The question is even more pertanent at a more pedantic level. Electrons are fundamentally indistinguishable, for example. No way to tell one electron apart from another at two different times. If I exchanged all the electrons in my body with electrons in the wall I sit next to here, I would not be any different (plus it might explain my stubbornness on a few points). But according to the ship example I would be different. In fact, this leads us back to Podkayne’s comment in the beginning where she said:

The sentence almost doesn’t make any sense… if you weren’t “you” a millisecond ago, nevermind ten minutes ago, then what does that say about identity?

Genseric, I tend to agree with you except for the sticking point that everyone else would think that the copy is you if the real you were destroyed. Think what an ontological mess Star Trek is! :smiley:

Both are real people whose consciousness proceeds in an apparently unbroken stream from the “me” who stepped into the duplicator. I am not sure I understand the question “which is the real ‘me’?” Both are equally “me”.

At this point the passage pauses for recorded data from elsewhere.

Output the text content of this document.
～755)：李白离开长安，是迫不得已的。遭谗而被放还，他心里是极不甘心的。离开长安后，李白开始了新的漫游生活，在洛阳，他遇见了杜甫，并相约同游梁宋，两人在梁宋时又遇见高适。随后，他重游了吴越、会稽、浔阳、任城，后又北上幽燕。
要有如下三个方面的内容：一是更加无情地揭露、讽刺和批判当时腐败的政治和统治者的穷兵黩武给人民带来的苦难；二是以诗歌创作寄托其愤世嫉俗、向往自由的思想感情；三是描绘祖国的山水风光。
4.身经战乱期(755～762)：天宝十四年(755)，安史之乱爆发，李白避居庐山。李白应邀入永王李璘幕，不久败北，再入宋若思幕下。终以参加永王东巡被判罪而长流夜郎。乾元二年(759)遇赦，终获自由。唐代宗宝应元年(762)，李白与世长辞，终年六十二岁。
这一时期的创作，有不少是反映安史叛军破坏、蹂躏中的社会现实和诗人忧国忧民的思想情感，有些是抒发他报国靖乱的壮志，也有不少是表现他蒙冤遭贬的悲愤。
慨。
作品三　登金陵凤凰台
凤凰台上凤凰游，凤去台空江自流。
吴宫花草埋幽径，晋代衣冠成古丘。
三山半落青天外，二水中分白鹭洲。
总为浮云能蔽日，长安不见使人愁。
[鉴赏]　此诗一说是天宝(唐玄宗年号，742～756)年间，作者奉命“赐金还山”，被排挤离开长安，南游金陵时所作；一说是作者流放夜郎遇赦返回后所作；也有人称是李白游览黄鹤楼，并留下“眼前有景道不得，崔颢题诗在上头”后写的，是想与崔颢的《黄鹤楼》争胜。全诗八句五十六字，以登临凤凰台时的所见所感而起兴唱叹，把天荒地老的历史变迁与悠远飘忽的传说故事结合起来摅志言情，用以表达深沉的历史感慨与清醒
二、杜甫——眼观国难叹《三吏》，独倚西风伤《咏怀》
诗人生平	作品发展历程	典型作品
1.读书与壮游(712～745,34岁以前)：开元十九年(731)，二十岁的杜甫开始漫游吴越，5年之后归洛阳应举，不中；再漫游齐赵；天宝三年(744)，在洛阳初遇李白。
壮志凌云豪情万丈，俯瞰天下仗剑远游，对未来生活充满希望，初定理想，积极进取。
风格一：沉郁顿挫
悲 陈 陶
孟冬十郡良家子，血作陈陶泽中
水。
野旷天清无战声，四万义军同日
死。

Contiuity of identity, as others have noted, cannot be tied to a specific material composition. One possiblity is that continuity of identity is an illusion, in which case no “me” is related to the “pre-X me” for any event X. The other possiblity is that continuity of identity is an organizational/compositional quality (or as Lib would say–a gestalt).

Genseric
I don’t see any need (or even potential) for consciousness to be divided between the two “mes”, certainly not if we accept the materialist framework of the OP.

If we imagine that such a duplication does result in a single consciousness split between two bodies then it would seem to be a strong argument in favor of a non-material agent of consciousness.

I’m gonna buck the crowd here and say that continuity is necessary for identity, but not for consciousness.

In the first scenario, the destructive scan has destroyed entity A and created another entity (A[sup]1[/sup]?), whose consciousness resembles the consciousness of A at the time of the scan in every detail, except that A’s corporeal existence has ceased and therefore A’s consciousness will not continue. The fact that the former entity and the present entity are effectively identical does not negate the fact that they are separate (and therefore different) entities, one of which is no more.

In the second scenario, entity A and entity A[sup]1[/sup] will each have their own changing individual frame of reference, so from a phenomenological standpoint their experiential divergence implies separate identities and consciousnesses as well.

This is not the same phenomenon we see in identical twins, who start their existence as a single zygote. Which twin represents the “real” zygote? My answer is that both, and neither, can claim that title. They are separate identities who diverged from one original entity. In erislover’s scenario, however, we’ve not split a developing organism, we’ve succesfully created an exact copy of an organism. The copy can neither usurp the identity of the original (“real”) entity, nor have its own separate existence denied.